In the Computing Division are discussed with the highest mathematical refinement the observations made in the field, the results being prepared for their final publication and utilization.
In the Division of Terrestrial Magnetism the observations made by the parties in the field and at the magnetic observatories are reduced and prepared for publication in the form of tables and charts for public use. Information in regard to the magnetic variation in the past is furnished to surveyors and others interested and the variation noted on the compasses shown on the charts of the coast is verified before publication.
In the Tidal Division are discussed the tidal phenomena on such a scale that the Tide Tables of the Survey, published annually in advance, furnish the mariner with the values of the high and low tides at 3,270 ports selected from all over the world.
The Chart Construction Division comprises the drawing, engraving, electrotype, photograph, and printing sections, all engaged in the construction, maintenance, and publication of charts. The drawing section assembles and compiles all chart information received, including the results of the topographic and hydrographic work, harbor improvement surveys of the Army Engineers, surveys by local engineers, additions and changes in lights and buoys, and newly discovered rocks and other dangers. From this information new chart drawings are prepared for engraving or photolithography and old charts are brought up to date. The engraving section engraves the new charts on copper plates and makes the corrections required on existing plates. The electrotype section reproduces the engraved copper plates for printing plates, so that worn printing plates can be replaced by new ones. The photograph section makes negatives for those charts published by photolithography, makes photographic copies of original surveys required by other departments and the courts, and etches on copper some of the new charts. The printing section prints from copper plates and by photolithography over 140,000 charts a year.
The Instrument Division constructs instruments when necessary, and makes repairs. Some of the instruments made for the use of the Survey have been adopted by other nations for national work. One of the late achievements is the construction of the most effective tidal predicting machine in existence. This machine takes into account 3 of the tidal influencing components, and is capable of producing a year's record of predictions of the daily high and low waters for a port in less than ten hours, an undertaking not possible by direct computation using 100 computers.
The Tidal Research Section of the Office deals with all matters of research relating to tides and currents and to physical hydrography.
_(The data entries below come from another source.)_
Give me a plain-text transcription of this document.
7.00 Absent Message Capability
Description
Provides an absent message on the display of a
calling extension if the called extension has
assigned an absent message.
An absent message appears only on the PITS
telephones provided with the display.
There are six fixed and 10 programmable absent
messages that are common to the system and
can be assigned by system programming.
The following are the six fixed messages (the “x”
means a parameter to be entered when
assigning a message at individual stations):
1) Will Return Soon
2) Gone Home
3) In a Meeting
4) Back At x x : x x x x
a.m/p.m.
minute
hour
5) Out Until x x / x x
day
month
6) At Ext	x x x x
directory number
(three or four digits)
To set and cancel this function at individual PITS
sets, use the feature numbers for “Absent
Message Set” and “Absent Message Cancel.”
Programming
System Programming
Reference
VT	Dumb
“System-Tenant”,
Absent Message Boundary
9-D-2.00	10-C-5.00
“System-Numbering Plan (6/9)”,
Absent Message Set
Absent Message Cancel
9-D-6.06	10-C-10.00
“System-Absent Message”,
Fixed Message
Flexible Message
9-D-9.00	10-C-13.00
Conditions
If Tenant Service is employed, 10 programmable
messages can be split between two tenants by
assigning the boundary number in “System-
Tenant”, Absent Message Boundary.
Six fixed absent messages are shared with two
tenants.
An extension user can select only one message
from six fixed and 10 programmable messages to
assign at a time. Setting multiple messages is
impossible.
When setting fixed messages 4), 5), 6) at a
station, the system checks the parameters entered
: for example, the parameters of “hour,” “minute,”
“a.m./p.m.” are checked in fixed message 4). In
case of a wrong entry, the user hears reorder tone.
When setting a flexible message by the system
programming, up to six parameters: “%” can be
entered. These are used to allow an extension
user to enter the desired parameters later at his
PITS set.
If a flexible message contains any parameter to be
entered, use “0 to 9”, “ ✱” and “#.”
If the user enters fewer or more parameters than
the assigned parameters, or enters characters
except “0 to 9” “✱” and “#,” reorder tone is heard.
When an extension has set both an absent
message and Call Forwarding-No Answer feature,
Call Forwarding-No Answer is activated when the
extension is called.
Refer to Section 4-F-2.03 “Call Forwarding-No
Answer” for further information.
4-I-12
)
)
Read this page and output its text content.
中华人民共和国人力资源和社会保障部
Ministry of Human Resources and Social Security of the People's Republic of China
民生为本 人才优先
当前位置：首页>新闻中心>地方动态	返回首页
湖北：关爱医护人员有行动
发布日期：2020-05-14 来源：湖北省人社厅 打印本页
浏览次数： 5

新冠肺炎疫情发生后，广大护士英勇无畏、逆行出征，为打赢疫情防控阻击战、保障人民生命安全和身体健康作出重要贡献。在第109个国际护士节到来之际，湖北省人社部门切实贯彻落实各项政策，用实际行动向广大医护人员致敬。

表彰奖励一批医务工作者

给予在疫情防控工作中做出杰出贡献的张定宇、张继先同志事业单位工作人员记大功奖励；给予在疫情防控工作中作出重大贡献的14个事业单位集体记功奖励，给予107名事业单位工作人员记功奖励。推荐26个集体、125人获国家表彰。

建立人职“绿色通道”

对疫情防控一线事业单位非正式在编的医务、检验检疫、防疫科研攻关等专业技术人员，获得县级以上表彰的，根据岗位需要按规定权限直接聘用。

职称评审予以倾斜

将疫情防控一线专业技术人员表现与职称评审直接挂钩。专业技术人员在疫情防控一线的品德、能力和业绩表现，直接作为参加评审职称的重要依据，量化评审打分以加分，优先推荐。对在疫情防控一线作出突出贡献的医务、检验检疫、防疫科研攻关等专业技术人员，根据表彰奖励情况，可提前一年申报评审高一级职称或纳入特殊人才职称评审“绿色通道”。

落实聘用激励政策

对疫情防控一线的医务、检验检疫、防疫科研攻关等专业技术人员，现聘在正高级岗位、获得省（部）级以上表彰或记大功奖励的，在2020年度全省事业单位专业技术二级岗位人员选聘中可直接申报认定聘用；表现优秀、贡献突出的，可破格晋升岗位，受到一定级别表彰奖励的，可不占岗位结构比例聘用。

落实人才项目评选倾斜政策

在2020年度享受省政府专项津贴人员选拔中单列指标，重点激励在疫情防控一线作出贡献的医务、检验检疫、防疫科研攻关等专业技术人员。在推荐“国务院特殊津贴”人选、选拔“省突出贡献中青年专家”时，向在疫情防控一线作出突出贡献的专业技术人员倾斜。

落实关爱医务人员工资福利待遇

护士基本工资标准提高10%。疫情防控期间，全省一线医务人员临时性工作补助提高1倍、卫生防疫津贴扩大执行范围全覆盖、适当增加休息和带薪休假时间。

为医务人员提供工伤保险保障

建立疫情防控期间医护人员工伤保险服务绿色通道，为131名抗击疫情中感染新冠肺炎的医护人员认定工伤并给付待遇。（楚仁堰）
The annual report of the Superintendent of the Survey gives an account of activities which are of value to the mariner, the hydrographer, the surveyor, the engineer, the landowner, and the physicist, and forms a record which covers the practical needs of navigation and makes a national contribution to the knowledge of the dimensions and configuration of the globe.
A more extended description of the organization and functions of the Survey will be found in the pamphlet entitled "The United States Coast and Geodetic Survey: Description of its Work, Methods, and Organization," which those interested may obtain on application.